To quote myself: I want something concrete like "Basecamp lets you write words, puts checkboxes next to them, then moves them around randomly" (I'm not a fan of the product so my summarization may be biased).

1 comments

"I really think Basecamp's homepage does a very poor job of communicating what it is."

That's great that you think that, but (and don't take this the wrong way), it's irrelevant. I'm fairly sure 37signals tests their design/copy/layouts and if this one wasn't working to make them more money, they'd tweak it as necessary.

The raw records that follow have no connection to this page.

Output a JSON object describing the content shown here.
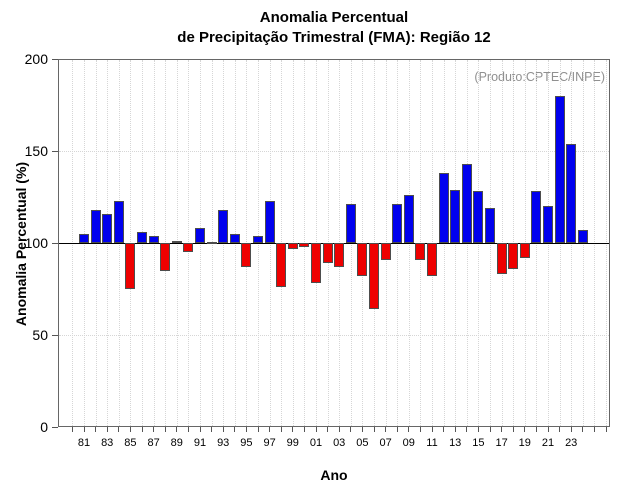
{
  "chart_data": {
    "type": "bar",
    "title_line1": "Anomalia Percentual",
    "title_line2": "de Precipitação Trimestral (FMA): Região 12",
    "annotation": "(Produto:CPTEC/INPE)",
    "xlabel": "Ano",
    "ylabel": "Anomalia Percentual (%)",
    "ylim": [
      0,
      200
    ],
    "yticks": [
      0,
      50,
      100,
      150,
      200
    ],
    "baseline": 100,
    "grid": {
      "horizontal_dotted_at": [
        50,
        150
      ],
      "vertical_dotted": "every year",
      "solid_line_at": 100
    },
    "legend_position": "none",
    "bar_color_above_baseline": "#0000EE",
    "bar_color_below_baseline": "#EE0000",
    "bar_border_color": "#4D4D4D",
    "x_tick_labels": [
      "81",
      "83",
      "85",
      "87",
      "89",
      "91",
      "93",
      "95",
      "97",
      "99",
      "01",
      "03",
      "05",
      "07",
      "09",
      "11",
      "13",
      "15",
      "17",
      "19",
      "21",
      "23"
    ],
    "years": [
      1981,
      1982,
      1983,
      1984,
      1985,
      1986,
      1987,
      1988,
      1989,
      1990,
      1991,
      1992,
      1993,
      1994,
      1995,
      1996,
      1997,
      1998,
      1999,
      2000,
      2001,
      2002,
      2003,
      2004,
      2005,
      2006,
      2007,
      2008,
      2009,
      2010,
      2011,
      2012,
      2013,
      2014,
      2015,
      2016,
      2017,
      2018,
      2019,
      2020,
      2021,
      2022,
      2023,
      2024
    ],
    "values": [
      105,
      118,
      116,
      123,
      75,
      106,
      104,
      85,
      101,
      95,
      108,
      100,
      118,
      105,
      87,
      104,
      123,
      76,
      97,
      98,
      78,
      89,
      87,
      121,
      82,
      64,
      91,
      121,
      126,
      91,
      82,
      138,
      129,
      143,
      128,
      119,
      83,
      86,
      92,
      128,
      120,
      180,
      154,
      107
    ]
  }
}
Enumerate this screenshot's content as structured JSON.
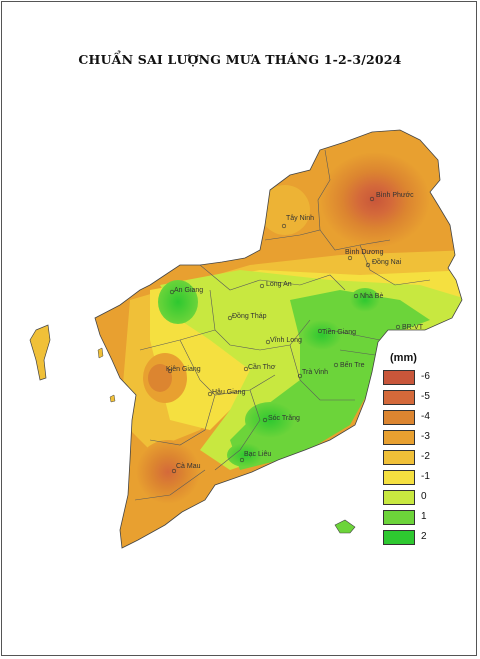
{
  "title": "CHUẨN SAI LƯỢNG MƯA THÁNG 1-2-3/2024",
  "legend": {
    "unit": "(mm)",
    "items": [
      {
        "label": "-6",
        "color": "#c8563a"
      },
      {
        "label": "-5",
        "color": "#d4693a"
      },
      {
        "label": "-4",
        "color": "#dc8530"
      },
      {
        "label": "-3",
        "color": "#e8a030"
      },
      {
        "label": "-2",
        "color": "#f0c038"
      },
      {
        "label": "-1",
        "color": "#f5e040"
      },
      {
        "label": "0",
        "color": "#c8e840"
      },
      {
        "label": "1",
        "color": "#6cd43a"
      },
      {
        "label": "2",
        "color": "#2ec830"
      }
    ]
  },
  "places": [
    {
      "name": "Bình Phước"
    },
    {
      "name": "Tây Ninh"
    },
    {
      "name": "Bình Dương"
    },
    {
      "name": "Đồng Nai"
    },
    {
      "name": "Long An"
    },
    {
      "name": "An Giang"
    },
    {
      "name": "Nhà Bè"
    },
    {
      "name": "Đồng Tháp"
    },
    {
      "name": "Tiền Giang"
    },
    {
      "name": "BR-VT"
    },
    {
      "name": "Vĩnh Long"
    },
    {
      "name": "Bến Tre"
    },
    {
      "name": "Cần Thơ"
    },
    {
      "name": "Kiên Giang"
    },
    {
      "name": "Trà Vinh"
    },
    {
      "name": "Hậu Giang"
    },
    {
      "name": "Sóc Trăng"
    },
    {
      "name": "Bạc Liêu"
    },
    {
      "name": "Cà Mau"
    }
  ]
}
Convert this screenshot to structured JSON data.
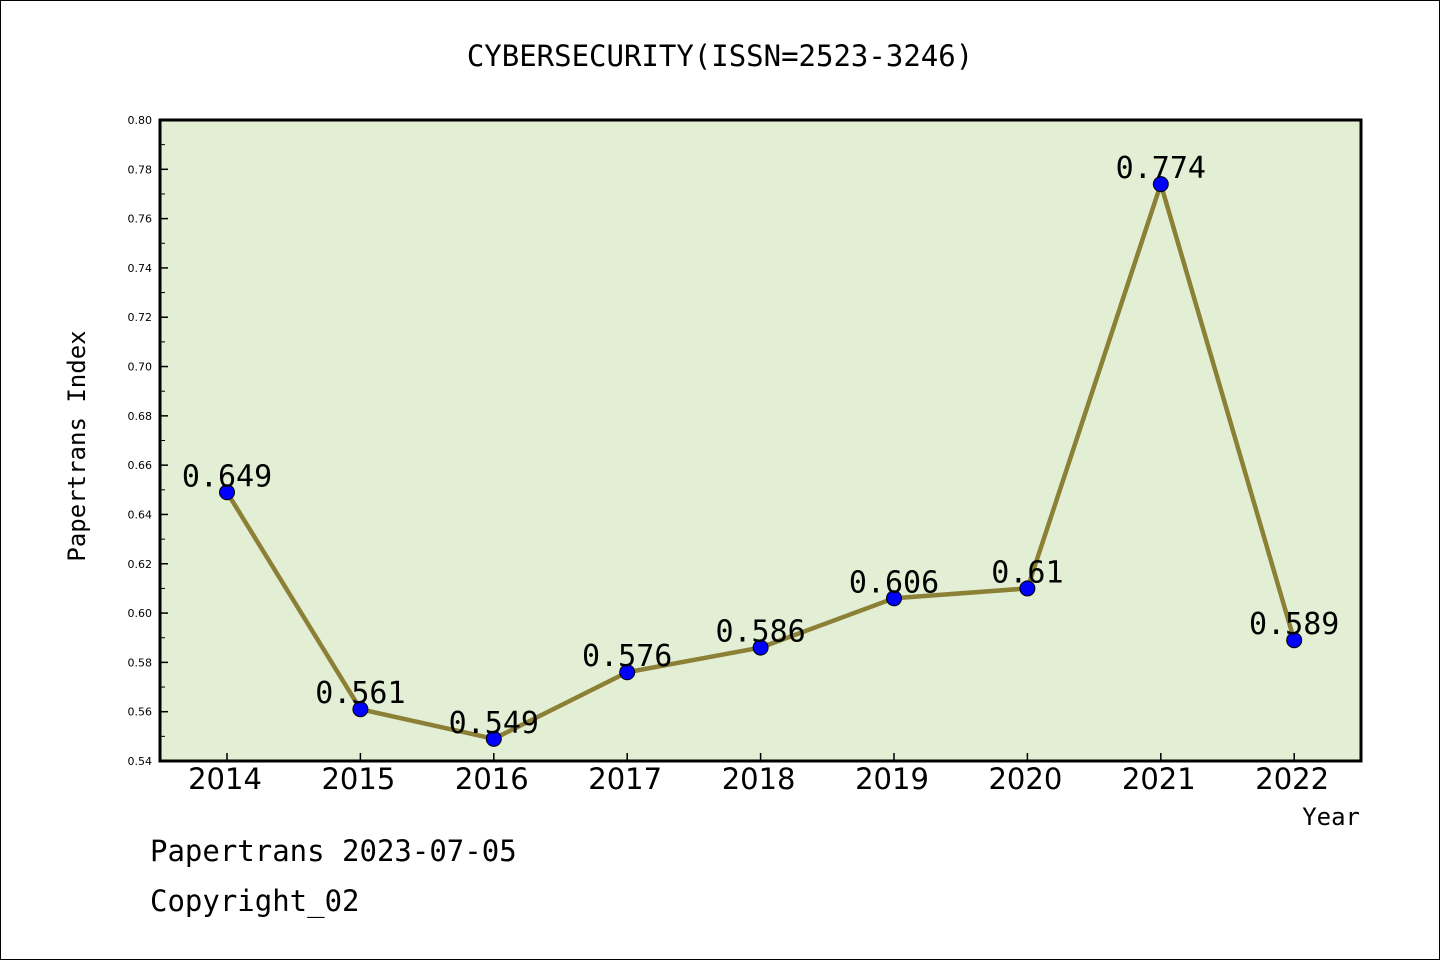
{
  "chart_data": {
    "type": "line",
    "title": "CYBERSECURITY(ISSN=2523-3246)",
    "xlabel": "Year",
    "ylabel": "Papertrans Index",
    "categories": [
      "2014",
      "2015",
      "2016",
      "2017",
      "2018",
      "2019",
      "2020",
      "2021",
      "2022"
    ],
    "series": [
      {
        "values": [
          0.649,
          0.561,
          0.549,
          0.576,
          0.586,
          0.606,
          0.61,
          0.774,
          0.589
        ],
        "data_labels": [
          "0.649",
          "0.561",
          "0.549",
          "0.576",
          "0.586",
          "0.606",
          "0.61",
          "0.774",
          "0.589"
        ]
      }
    ],
    "ylim": [
      0.54,
      0.8
    ],
    "yticks": [
      "0.54",
      "0.56",
      "0.58",
      "0.60",
      "0.62",
      "0.64",
      "0.66",
      "0.68",
      "0.70",
      "0.72",
      "0.74",
      "0.76",
      "0.78",
      "0.80"
    ],
    "grid": false,
    "legend": "none",
    "colors": {
      "plot_background": "#e2efd5",
      "line": "#8b8036",
      "marker": "#0000ff"
    }
  },
  "footer": {
    "line1": "Papertrans 2023-07-05",
    "line2": "Copyright_02"
  }
}
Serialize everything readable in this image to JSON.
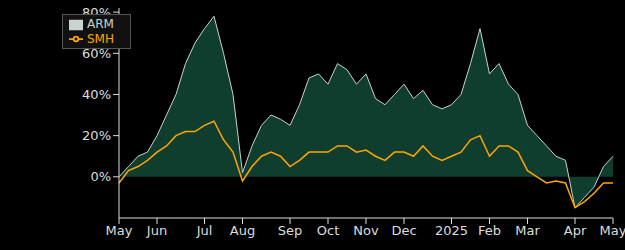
{
  "chart_data": {
    "type": "line",
    "categories": [
      "May",
      null,
      null,
      null,
      "Jun",
      null,
      null,
      null,
      null,
      "Jul",
      null,
      null,
      null,
      "Aug",
      null,
      null,
      null,
      null,
      "Sep",
      null,
      null,
      null,
      "Oct",
      null,
      null,
      null,
      "Nov",
      null,
      null,
      null,
      "Dec",
      null,
      null,
      null,
      null,
      "2025",
      null,
      null,
      null,
      "Feb",
      null,
      null,
      null,
      "Mar",
      null,
      null,
      null,
      null,
      "Apr",
      null,
      null,
      null,
      "May"
    ],
    "series": [
      {
        "name": "ARM",
        "type": "area",
        "color": "#0f3d2e",
        "values": [
          0,
          5,
          10,
          12,
          20,
          30,
          40,
          55,
          65,
          72,
          78,
          60,
          40,
          2,
          15,
          25,
          30,
          28,
          25,
          35,
          48,
          50,
          45,
          55,
          52,
          45,
          50,
          38,
          35,
          40,
          45,
          38,
          42,
          35,
          33,
          35,
          40,
          55,
          72,
          50,
          55,
          45,
          40,
          25,
          20,
          15,
          10,
          8,
          -15,
          -10,
          -5,
          5,
          10
        ]
      },
      {
        "name": "SMH",
        "type": "line",
        "color": "#ffa500",
        "values": [
          -3,
          3,
          5,
          8,
          12,
          15,
          20,
          22,
          22,
          25,
          27,
          18,
          12,
          -2,
          5,
          10,
          12,
          10,
          5,
          8,
          12,
          12,
          12,
          15,
          15,
          12,
          13,
          10,
          8,
          12,
          12,
          10,
          15,
          10,
          8,
          10,
          12,
          18,
          20,
          10,
          15,
          15,
          12,
          3,
          0,
          -3,
          -2,
          -3,
          -15,
          -12,
          -8,
          -3,
          -3
        ]
      }
    ],
    "ylim": [
      -20,
      82
    ],
    "yticks": [
      {
        "value": 0,
        "label": "0%"
      },
      {
        "value": 20,
        "label": "20%"
      },
      {
        "value": 40,
        "label": "40%"
      },
      {
        "value": 60,
        "label": "60%"
      },
      {
        "value": 80,
        "label": "80%"
      }
    ],
    "grid": false,
    "legend": "upper left"
  }
}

While it may be the case that this version of their homepage has been tested to yield the best conversion, that seems completely irrelevant to my point: "the Basecamp homepage does a very poor job of communicating what it is".
If the Basecamp homepage did a very poor job of communicating what it is, I find it hard to believe it would yield the best conversion.
You find it hard to believe that people would pay for things without understanding what they are? I don't understand your premise.

Do you honestly think the Basecamp homepage communicates what it is? As stated earlier, the description could apply just as well to Dropbox, MediaWiki, or Eventbrite.